Why UK house prices may drop 20% after recent interest rate hike | housing market
Estate agents in Britain usually radiate optimism but will be watching anxiously next Thursday afternoon when… Bank of England It is expected to announce the latest blow to the rapidly weakening real estate market.
Crisis time has come for a sector that for years seemed to defy gravity. The Threadneedle Street Monetary Policy Committee (MPC) is preparing to raise official borrowing costs for its 10th consecutive meeting, with mortgage approvals already down 30% from pre-pandemic levels and house prices down 4.3% from their August peak, according to the Bank of Halifax.
Further declines are inevitable as borrowers adjust to an era of ever-high interest rates. The city is preparing for a half percentage point hike, to 4%, and for the rate to stay high at least until the Bank is sure inflation is on track to meet its 2% target.
Analysts agreed that 2023 would see more declines in house prices, with one predicting a peak-to-bottom decline of more than 25% once inflation is factored in.
There are structural reasons behind soaring UK house prices – strict planning laws, a tax system that rewards home ownership, a sharp decline in the number of new homes being built since the 1950s and 1960s – but sometimes there are breaks. direction.
This year is on its way to being one of those breaks. A long boom driven by record low interest rates has come to an end.
The party was always going to end sooner or later, even with extremely low interest rates, finding a deposit for a house and meeting mortgage payments became more and more difficult. Figures from Halifax this week showed a first time buyer was paying just over £300,000 to get a foot on the property ladder and needed a £62,000 deposit. More than 60% of mortgage completions were in joint names last year.
But two other factors have contributed to the rapid slowdown in demand: the steady increase in official interest rates since late 2021 and the impact of Liz Truss’ brief presidency, which has included mortgage rates soaring to nearly 6%.
Andrew Wishart, real estate economist at Capital economicsHe said average quoted mortgage rates jumped from 1.4% at the end of 2021 to a peak of 5.7% in November last year. While the effects of Kwasi Kwarteng’s budget have eroded slightly, mortgage rates were still likely just above 4.5% by the end of the year.

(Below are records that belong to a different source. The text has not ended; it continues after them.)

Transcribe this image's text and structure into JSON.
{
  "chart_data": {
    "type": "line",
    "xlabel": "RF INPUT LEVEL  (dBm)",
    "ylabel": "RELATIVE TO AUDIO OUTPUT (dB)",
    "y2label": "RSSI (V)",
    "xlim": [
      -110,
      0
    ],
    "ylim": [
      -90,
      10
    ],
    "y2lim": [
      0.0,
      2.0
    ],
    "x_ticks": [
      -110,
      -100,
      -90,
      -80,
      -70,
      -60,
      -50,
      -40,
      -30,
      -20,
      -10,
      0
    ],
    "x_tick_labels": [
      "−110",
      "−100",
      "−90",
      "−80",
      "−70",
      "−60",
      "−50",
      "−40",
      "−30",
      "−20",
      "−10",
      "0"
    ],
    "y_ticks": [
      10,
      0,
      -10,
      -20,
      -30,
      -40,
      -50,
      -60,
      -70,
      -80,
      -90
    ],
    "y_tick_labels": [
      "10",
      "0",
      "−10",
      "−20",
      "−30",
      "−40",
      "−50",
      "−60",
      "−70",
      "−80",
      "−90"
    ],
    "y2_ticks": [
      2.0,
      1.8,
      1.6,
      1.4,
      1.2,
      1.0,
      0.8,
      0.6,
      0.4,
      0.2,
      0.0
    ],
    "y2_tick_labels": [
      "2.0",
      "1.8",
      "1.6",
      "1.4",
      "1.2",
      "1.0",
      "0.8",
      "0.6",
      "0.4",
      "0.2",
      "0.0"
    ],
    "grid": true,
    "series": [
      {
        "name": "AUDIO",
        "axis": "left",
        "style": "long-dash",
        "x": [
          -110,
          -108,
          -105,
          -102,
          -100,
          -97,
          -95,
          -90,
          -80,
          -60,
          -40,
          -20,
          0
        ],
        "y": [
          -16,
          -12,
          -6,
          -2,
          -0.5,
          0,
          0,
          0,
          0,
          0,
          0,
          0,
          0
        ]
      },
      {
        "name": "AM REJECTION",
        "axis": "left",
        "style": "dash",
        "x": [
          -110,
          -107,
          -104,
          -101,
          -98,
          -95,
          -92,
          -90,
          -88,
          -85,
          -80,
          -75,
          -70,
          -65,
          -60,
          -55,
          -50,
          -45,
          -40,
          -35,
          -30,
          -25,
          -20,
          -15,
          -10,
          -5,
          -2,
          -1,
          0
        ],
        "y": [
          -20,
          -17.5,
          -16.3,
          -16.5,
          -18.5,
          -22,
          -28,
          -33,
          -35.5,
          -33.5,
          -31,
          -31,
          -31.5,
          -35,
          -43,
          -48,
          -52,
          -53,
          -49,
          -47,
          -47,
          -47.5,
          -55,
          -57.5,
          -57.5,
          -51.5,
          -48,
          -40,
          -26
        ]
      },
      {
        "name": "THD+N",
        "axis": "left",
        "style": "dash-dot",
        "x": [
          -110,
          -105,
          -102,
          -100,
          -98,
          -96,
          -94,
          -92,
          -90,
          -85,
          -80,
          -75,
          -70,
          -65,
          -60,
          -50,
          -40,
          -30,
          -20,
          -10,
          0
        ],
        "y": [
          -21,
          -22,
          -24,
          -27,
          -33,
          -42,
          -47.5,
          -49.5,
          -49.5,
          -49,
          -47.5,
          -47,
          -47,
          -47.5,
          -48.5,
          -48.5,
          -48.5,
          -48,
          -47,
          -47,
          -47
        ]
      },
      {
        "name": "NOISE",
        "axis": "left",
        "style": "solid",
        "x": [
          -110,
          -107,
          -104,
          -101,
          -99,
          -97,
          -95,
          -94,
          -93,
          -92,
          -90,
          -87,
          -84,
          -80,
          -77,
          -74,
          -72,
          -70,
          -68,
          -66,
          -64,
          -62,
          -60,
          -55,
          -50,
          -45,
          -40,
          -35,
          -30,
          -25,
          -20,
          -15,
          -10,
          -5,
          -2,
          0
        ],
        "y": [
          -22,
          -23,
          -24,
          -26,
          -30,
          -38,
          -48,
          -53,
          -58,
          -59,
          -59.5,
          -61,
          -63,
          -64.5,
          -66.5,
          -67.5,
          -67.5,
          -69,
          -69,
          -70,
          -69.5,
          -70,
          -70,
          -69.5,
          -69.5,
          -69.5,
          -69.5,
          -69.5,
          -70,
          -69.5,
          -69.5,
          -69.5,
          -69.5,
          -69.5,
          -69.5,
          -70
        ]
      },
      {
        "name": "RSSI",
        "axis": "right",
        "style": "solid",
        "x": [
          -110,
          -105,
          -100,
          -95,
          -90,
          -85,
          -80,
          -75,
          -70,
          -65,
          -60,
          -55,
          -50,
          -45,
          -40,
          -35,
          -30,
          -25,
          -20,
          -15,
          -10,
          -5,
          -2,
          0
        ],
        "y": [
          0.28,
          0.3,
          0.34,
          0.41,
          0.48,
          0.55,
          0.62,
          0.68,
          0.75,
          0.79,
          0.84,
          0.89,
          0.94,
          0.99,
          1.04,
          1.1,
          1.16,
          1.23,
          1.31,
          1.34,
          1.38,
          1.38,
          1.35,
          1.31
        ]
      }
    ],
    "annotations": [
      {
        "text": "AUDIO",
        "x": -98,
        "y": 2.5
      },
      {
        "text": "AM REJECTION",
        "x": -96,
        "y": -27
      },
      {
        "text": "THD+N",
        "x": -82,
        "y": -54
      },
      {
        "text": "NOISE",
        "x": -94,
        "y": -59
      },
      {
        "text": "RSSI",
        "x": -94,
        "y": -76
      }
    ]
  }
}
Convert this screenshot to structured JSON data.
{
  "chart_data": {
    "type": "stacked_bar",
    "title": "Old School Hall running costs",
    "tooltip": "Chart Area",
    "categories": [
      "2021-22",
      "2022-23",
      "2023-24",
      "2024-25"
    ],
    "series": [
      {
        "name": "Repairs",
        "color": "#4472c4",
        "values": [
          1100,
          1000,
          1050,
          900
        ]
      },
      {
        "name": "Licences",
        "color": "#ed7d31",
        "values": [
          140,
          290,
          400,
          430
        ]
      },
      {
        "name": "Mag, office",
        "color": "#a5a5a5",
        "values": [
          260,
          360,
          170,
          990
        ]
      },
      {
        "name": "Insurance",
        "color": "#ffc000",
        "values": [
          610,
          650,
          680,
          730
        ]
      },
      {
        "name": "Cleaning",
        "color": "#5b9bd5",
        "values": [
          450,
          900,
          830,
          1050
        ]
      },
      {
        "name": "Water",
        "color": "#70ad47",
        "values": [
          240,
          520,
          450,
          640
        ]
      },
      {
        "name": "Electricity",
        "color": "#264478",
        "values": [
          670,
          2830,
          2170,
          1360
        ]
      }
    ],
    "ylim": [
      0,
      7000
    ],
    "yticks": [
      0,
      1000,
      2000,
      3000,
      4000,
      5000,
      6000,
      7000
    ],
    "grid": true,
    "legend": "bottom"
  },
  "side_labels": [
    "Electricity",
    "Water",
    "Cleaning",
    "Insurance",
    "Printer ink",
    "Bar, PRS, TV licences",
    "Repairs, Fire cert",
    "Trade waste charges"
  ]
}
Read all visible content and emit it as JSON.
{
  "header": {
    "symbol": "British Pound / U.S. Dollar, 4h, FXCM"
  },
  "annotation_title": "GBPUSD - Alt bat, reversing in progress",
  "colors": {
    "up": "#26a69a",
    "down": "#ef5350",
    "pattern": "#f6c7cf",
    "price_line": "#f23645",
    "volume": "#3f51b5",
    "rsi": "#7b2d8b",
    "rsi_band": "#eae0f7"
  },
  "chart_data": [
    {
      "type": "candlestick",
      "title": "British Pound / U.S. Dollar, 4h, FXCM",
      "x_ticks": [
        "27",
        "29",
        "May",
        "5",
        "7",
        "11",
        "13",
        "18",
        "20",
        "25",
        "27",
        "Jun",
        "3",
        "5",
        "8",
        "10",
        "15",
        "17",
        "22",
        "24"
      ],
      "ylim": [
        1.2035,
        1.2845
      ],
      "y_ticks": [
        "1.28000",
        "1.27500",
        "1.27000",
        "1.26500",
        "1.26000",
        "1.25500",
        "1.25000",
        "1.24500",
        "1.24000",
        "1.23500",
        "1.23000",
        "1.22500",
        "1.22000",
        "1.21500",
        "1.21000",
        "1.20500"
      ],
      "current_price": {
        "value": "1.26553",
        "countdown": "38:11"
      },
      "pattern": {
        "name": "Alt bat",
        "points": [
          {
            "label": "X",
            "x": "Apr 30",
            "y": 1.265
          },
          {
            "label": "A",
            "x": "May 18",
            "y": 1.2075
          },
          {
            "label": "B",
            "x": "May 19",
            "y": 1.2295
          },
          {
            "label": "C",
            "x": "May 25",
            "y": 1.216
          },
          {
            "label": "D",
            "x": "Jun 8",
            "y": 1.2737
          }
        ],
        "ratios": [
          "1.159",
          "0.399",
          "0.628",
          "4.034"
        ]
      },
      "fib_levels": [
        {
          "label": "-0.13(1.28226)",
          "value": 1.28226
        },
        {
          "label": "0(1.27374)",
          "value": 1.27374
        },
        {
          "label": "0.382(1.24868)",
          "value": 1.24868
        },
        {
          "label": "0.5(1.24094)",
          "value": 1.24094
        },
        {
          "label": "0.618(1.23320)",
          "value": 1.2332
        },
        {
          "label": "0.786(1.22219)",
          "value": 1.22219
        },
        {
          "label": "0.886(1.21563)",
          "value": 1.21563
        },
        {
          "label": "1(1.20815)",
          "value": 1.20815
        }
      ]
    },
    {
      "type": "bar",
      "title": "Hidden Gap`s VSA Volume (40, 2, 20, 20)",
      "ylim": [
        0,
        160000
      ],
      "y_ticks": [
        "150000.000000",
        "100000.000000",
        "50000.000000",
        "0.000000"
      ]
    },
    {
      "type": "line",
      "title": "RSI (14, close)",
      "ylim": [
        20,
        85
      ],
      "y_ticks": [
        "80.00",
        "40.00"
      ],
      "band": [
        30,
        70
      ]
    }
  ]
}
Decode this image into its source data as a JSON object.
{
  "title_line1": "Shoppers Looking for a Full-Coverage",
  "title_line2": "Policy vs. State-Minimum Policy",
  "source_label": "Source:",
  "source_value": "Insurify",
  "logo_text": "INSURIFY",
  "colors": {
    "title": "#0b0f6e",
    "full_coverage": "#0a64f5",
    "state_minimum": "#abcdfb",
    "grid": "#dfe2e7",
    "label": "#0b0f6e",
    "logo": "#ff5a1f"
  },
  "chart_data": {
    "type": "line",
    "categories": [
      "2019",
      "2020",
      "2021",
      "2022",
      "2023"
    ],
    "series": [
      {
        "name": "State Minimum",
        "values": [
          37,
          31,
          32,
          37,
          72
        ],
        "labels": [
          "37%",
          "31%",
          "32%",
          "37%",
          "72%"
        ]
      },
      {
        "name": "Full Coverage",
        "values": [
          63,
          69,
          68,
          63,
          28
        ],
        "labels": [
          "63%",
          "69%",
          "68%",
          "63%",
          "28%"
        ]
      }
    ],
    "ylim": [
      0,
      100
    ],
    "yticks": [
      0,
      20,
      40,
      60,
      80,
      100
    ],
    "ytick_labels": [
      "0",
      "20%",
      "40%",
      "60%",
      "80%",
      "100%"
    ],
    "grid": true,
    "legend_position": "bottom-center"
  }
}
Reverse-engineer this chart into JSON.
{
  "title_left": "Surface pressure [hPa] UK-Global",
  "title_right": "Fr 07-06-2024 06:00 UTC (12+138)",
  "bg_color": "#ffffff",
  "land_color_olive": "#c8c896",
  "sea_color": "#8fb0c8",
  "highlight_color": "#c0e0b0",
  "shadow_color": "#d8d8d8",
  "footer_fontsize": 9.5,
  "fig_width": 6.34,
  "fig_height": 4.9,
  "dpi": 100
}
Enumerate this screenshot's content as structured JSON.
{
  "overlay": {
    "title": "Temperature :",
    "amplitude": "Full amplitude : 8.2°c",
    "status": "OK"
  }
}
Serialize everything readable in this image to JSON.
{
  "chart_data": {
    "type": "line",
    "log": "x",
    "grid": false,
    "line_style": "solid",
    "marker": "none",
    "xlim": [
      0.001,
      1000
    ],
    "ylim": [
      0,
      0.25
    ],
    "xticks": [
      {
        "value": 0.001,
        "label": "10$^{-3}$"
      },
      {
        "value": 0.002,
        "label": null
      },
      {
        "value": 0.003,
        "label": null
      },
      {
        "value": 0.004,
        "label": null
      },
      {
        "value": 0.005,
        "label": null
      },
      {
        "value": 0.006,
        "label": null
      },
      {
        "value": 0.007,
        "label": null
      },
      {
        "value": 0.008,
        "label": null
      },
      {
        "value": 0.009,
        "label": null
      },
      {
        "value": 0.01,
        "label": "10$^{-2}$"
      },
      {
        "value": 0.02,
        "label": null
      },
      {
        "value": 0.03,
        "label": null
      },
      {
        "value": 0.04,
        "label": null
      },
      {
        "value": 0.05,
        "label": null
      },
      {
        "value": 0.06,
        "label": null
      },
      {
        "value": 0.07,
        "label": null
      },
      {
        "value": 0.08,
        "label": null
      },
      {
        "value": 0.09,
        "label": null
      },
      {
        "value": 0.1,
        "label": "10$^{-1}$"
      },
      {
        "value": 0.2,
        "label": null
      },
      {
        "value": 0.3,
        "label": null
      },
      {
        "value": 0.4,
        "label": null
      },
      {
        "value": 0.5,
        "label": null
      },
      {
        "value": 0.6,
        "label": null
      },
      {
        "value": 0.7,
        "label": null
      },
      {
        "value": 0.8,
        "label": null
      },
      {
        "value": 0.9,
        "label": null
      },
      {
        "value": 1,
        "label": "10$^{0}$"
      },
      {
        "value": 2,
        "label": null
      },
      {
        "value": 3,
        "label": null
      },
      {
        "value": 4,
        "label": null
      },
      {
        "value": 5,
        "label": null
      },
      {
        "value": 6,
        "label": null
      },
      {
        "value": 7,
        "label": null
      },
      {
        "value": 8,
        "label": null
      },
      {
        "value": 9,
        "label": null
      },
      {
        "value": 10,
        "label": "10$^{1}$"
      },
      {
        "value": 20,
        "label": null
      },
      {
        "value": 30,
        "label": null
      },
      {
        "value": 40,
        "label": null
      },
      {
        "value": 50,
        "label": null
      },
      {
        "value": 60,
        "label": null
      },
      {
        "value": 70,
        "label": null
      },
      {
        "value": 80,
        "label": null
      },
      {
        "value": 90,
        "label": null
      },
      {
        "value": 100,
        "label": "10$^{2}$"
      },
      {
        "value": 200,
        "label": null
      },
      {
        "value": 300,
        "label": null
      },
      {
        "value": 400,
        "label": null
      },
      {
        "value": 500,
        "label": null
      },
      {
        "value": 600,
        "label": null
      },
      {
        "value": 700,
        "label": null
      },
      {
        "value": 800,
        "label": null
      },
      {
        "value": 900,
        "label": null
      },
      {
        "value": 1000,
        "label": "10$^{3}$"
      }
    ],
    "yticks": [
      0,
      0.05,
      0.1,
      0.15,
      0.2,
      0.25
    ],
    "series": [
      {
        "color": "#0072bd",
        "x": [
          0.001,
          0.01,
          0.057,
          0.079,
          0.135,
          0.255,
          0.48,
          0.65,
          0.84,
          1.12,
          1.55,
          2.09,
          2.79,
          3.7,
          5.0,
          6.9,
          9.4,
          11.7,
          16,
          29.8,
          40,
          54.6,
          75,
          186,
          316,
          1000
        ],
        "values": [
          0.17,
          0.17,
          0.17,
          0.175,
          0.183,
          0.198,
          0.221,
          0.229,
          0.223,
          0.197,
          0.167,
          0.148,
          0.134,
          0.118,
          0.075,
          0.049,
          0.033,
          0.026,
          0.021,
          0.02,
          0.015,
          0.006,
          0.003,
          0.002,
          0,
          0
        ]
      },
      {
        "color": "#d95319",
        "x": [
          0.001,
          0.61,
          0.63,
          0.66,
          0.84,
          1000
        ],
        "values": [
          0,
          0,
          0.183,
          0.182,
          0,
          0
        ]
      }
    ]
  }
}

“While the current level of house prices was affordable when interest rates were 2%, that is not the case with mortgage rates at 5%, 4% or even 3%,” Wishart said. “Higher mortgage rates mean that buyers will be less able and willing to borrow, stretching their budgets and putting downward pressure on home prices. Getting affordability back to a sustainable level by the end of the year means a drop in the price-to-earnings ratio from nearly eight Multiply income now to less than six, corresponding to a price drop of about 20%.”
George Buckley, a British economist at Nomura, said house prices will need to fall because higher interest rates have made servicing home loans more expensive. The extent of the fall will depend on how quickly this adjustment occurs. According to Nomura, getting the mortgage payment-to-income ratio back to its long-term average by the end of this year would require a 20% drop in rates. If the adjustment happens more slowly between now and the end of 2027, the decline will be just under 10%. Nomura Central expects prices to drop by 15% by mid-2024.
Callum Pickering, chief UK economist at Berenberg, said the size of the correction in house prices is important because the broader UK economy has been sensitive to large fluctuations – either up or down. Based on the latest RICS publication, he said the imminent deflation is likely to be on par with the early 1990s, when interest rates peaked at 15%, and the global financial crisis, when the UK banking system teetered on brink of collapse.
“In contrast to the recent string of surprisingly positive data for the economy as a whole, the December RICS Housing Market Survey makes for a bleak read,” Pickering said.
The balance of prime house prices — the gap between RICS members who say prices were rising versus those who said they are falling — came in at -42.0% in December, compared with -25.7% in November, the lowest monthly balance since October 2010 and the third-largest annual decline dating back to 1978.
“The largest annual decline occurred in the late 1980s, before the housing market crash and recession in the early 1990s, while the second-largest decline occurred during the global financial crisis in 2008. Although the decline in the housing market was widely predicted by economists (including us), Pickering said the month-to-month decline in the December survey far exceeds our expectations and consensus.
In the early 1990s, doubling unemployment prolonged and deepened the collapse of house prices, as people who lost their jobs were forced to sell their homes in a bear market. While the currently low level of unemployment makes a repeat of record repossessions unlikely, Wishart says there will still be a significant price drop.
“Overall, even in the absence of forced sales, we believe higher mortgage rates will lead to severe re-pricing in the housing market this year. The 12% nominal peak-to-bottom home price decline we expect is shy of the roughly 20% declines that we see We saw it in 2007-09 and 1989-92, and it only returns house prices to their level in March 2021. But note that in real terms, that’s a 27% drop, on par with those episodes.”